Se estrecharon la mano.

– ¿Podemos hablar en algún sitio?

– Ahí hay unos bancos -señaló hacia abajo, al otro lado de la parada de metro de Sant Andreu.

– Mejor -dijo ella.

Fue una larga distancia para tanto silencio. Como recorrer un kilómetro bajo el peso de la incertidumbre.

La mano de Julia rozó una vez la de Gil. En un segundo roce, uno de sus dedos se agarró a él. A la tercera, se la cogió del todo y se la presionó. Su compañero supo entenderla.

Tenían que decirle al muchacho que Marta estaba muerta.

Y si era lo que ella pensaba…

Llegaban a un banco absolutamente libre, porque estaba en la sombra, cuando David ya no pudo más.

– ¿Quiénes sois vosotros?

– Periodistas -fue la respuesta de Julia.

– ¿Periodistas? -los miró frunciendo el ceño-. ¿Qué tiene que ver Marta con…?

– ¿Podemos hacerte unas preguntas? Luego te contaremos el resto.

Se sentaron, David a un lado, Julia en medio y Gil en el extremo opuesto, pero ellos dos vueltos hacia el muchacho y él hacia ellos. Su ansiedad se hacía más y más evidente. Era guapo, un chico a la altura de la belleza de Marta. Probablemente habrían hecho una buena pareja. Probablemente.

Julia se quedó sin fuerzas.

– ¿Cuándo fue la última vez que viste a Marta? -preguntó Gil.

– Hace diez días.

– ¿Y por teléfono?

– Lo mismo. La he estado llamando sin parar y su abuela me decía que no estaba en casa, que no sabía nada de ella y que, cuando volviera, ya le daría el recado. Yo no podía creerlo, pero… Me dijo que no era la primera vez que pasaba unos días fuera sin avisarla. Es… increíble.
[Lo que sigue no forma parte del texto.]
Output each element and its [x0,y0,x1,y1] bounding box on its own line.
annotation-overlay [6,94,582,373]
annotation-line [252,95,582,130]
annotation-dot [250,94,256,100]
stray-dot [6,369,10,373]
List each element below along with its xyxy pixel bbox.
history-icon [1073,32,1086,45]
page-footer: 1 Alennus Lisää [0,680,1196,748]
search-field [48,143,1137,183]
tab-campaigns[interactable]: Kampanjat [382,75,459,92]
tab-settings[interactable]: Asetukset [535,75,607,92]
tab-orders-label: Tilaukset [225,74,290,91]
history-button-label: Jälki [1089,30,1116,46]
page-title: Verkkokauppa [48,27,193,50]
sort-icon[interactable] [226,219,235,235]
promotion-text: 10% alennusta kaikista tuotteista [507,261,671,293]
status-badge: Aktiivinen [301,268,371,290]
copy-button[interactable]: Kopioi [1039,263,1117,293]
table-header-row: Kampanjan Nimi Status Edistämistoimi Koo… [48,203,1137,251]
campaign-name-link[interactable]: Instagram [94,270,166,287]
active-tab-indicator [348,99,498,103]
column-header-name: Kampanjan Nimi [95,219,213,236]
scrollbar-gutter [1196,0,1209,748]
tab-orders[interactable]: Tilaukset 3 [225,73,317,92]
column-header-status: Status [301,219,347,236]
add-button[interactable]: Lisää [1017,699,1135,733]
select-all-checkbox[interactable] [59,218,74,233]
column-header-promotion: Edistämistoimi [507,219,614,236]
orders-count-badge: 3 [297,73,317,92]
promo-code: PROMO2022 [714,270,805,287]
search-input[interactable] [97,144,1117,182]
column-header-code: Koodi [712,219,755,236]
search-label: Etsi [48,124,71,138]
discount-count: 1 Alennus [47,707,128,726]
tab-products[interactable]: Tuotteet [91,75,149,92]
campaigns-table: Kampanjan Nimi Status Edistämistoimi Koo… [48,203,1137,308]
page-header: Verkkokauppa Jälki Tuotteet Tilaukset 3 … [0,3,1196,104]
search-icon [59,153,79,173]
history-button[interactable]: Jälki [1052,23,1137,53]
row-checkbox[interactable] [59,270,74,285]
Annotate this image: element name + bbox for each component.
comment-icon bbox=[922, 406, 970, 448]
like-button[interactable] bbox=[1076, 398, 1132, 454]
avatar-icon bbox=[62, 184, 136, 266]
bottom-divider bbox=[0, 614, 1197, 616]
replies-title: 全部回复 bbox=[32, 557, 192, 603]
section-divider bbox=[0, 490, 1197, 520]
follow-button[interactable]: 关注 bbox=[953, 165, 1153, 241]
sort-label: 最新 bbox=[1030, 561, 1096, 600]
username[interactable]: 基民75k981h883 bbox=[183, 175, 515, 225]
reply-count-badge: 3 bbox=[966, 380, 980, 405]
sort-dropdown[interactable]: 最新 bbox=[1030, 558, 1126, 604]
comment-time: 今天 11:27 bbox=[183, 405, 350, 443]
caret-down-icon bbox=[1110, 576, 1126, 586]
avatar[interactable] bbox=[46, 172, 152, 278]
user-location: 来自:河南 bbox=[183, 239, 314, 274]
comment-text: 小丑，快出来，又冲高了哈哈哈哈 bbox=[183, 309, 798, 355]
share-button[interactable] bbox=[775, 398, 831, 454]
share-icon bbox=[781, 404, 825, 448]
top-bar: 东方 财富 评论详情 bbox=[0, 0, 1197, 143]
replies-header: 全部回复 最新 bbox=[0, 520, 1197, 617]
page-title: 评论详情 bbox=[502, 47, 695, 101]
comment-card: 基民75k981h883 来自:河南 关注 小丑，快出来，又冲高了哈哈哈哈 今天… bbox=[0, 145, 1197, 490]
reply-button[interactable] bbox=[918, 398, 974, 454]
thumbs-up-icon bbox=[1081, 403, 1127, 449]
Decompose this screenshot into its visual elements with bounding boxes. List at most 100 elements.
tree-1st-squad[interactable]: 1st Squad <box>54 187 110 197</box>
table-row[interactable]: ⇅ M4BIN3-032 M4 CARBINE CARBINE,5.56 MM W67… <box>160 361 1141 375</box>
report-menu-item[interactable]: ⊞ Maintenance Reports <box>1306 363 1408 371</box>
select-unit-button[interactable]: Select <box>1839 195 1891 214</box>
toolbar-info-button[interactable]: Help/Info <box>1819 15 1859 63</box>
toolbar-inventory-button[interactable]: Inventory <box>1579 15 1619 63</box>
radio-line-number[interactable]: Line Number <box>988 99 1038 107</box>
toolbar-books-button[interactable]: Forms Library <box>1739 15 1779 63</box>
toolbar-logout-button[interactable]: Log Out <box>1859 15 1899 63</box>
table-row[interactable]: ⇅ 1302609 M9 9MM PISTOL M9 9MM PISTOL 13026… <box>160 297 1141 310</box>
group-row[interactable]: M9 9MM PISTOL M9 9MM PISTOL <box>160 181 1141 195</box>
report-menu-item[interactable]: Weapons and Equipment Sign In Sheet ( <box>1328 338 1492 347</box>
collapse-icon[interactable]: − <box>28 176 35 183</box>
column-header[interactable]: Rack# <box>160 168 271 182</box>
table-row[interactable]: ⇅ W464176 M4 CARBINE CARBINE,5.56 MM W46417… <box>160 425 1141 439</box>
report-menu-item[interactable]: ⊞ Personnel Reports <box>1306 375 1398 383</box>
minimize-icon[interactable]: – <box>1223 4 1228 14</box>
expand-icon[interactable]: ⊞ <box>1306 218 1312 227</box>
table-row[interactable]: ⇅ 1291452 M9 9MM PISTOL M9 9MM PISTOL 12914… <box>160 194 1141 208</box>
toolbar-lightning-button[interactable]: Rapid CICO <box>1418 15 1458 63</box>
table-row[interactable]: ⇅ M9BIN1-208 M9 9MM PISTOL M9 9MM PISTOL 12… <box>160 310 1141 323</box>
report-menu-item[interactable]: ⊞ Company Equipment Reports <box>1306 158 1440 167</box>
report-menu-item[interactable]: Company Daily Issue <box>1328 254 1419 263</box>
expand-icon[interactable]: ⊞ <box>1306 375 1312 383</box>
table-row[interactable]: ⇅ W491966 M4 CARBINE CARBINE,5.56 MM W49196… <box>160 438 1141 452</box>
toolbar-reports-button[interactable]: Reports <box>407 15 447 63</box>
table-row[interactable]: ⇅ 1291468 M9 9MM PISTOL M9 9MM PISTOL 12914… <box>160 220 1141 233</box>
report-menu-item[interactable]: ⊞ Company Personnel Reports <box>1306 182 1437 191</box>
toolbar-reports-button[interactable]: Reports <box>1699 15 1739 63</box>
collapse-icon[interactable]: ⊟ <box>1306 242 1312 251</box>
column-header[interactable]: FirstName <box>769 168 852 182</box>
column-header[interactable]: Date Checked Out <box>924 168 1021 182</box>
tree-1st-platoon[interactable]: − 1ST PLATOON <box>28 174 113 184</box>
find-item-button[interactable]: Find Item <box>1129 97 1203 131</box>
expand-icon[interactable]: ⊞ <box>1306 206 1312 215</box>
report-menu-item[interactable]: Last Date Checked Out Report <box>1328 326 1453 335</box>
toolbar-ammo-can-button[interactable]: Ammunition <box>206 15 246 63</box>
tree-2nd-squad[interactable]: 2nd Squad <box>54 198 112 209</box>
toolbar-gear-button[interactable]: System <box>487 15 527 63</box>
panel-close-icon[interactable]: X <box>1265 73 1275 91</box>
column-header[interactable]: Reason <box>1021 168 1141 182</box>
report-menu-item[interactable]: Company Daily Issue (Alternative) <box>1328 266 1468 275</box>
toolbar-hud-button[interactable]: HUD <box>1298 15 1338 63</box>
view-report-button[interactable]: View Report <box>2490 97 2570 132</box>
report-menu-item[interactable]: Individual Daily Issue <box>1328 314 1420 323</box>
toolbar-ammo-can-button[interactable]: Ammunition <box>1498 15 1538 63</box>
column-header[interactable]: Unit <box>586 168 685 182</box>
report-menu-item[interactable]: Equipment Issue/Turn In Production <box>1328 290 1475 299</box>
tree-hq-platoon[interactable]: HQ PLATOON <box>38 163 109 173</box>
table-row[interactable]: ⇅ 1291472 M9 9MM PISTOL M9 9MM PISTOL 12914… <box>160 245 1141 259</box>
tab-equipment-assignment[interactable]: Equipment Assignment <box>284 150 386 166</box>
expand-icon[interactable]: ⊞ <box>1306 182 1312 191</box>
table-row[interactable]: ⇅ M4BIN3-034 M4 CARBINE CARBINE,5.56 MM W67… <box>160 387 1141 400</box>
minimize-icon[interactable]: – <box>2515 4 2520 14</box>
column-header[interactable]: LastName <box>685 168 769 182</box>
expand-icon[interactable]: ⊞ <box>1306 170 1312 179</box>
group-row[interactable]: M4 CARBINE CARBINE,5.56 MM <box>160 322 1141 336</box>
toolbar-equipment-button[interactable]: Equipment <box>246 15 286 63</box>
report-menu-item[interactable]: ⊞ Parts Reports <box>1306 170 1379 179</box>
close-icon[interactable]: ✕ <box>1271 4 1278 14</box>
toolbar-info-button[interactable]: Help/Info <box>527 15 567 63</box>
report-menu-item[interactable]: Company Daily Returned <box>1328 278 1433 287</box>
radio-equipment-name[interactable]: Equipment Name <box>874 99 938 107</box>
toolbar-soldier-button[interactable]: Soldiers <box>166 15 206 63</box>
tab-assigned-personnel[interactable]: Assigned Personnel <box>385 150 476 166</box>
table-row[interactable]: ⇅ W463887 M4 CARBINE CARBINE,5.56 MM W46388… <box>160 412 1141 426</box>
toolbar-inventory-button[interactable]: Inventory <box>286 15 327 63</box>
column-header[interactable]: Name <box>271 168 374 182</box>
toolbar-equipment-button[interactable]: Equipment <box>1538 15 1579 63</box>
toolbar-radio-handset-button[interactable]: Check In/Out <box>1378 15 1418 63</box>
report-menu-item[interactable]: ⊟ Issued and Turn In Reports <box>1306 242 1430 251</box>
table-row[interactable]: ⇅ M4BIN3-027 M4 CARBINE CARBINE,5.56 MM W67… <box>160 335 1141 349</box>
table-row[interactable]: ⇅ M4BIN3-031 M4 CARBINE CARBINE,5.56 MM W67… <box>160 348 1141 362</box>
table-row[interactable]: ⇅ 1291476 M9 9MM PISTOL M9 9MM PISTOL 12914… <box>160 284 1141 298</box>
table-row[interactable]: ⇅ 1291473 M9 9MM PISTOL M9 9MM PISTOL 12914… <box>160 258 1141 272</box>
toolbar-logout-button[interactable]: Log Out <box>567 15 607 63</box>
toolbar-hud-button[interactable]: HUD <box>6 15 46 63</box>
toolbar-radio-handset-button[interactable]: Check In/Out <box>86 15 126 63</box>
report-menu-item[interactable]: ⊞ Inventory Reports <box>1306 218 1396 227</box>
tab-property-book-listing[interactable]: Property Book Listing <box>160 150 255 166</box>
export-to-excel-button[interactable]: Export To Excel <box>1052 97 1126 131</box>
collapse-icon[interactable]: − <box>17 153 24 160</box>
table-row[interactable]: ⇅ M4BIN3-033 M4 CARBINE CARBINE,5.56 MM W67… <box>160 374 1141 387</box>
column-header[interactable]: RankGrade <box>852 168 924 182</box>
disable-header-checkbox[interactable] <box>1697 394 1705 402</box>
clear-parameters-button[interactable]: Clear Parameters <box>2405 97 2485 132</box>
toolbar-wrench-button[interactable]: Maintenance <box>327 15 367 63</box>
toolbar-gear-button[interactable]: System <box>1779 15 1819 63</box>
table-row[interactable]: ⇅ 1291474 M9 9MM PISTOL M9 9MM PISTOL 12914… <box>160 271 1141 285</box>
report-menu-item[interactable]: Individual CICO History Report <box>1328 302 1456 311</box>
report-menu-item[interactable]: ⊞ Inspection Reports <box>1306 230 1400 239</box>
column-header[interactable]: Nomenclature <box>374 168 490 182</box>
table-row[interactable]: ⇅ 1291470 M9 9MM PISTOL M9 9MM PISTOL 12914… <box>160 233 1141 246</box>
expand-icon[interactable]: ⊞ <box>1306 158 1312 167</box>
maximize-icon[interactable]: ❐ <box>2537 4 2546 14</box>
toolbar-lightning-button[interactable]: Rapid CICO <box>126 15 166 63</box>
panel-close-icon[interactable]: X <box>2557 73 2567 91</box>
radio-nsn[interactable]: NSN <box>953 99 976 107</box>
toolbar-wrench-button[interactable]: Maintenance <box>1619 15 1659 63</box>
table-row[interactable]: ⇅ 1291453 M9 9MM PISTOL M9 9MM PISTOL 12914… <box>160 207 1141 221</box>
– No tenía móvil, ¿verdad? -quiso confirmarlo.

– No.

– ¿Por qué no fuiste a su casa?

– Porque Marta me prohibió que lo hiciera. Tengo sus señas, pero… Ella me dijo que si una vez, una sola vez, me veía en su casa, en su calle, en su barrio, cortaba conmigo. Y lo decía en serio. Le juré que no lo haría.

– ¿Cuándo fue la última vez que llamaste y hablaste con su abuela?

– El viernes pasado. Me dijo que no volviera a telefonear, que la estaba poniendo aún más nerviosa de lo que estaba. Me soltó unos gritos y…, ¿qué iba a hacer yo? Desde entonces me he vuelto loco.

– ¿Te extrañó?

– ¿Que si me extrañó? ¿Estáis de coña, o qué? ¡Estoy muy preocupado! ¿Adónde puede haber ido? ¡Por Dios, solo tiene quince años, y a nadie más que a su abuela y a mí! ¡Ella no se habría ido sin decírmelo!

– ¿Erais muy amigos?

David se puso rojo ante la primera pregunta de Julia. No hacía falta una respuesta. Bajó la cabeza y entonces se dio cuenta de que la fórmula para hacerla había sido empleando el pasado, no el presente. Hundió en la muchacha sus ojos repentinamente pequeños.

– ¿Erais?

Se lo dijo Gil. Ya no esperó más. Ninguno de los dos sabía si existía una forma de decir algo como aquello, porque nunca habían tenido que hacerlo. Su voz se llenó de crepúsculos cargados de dulzura.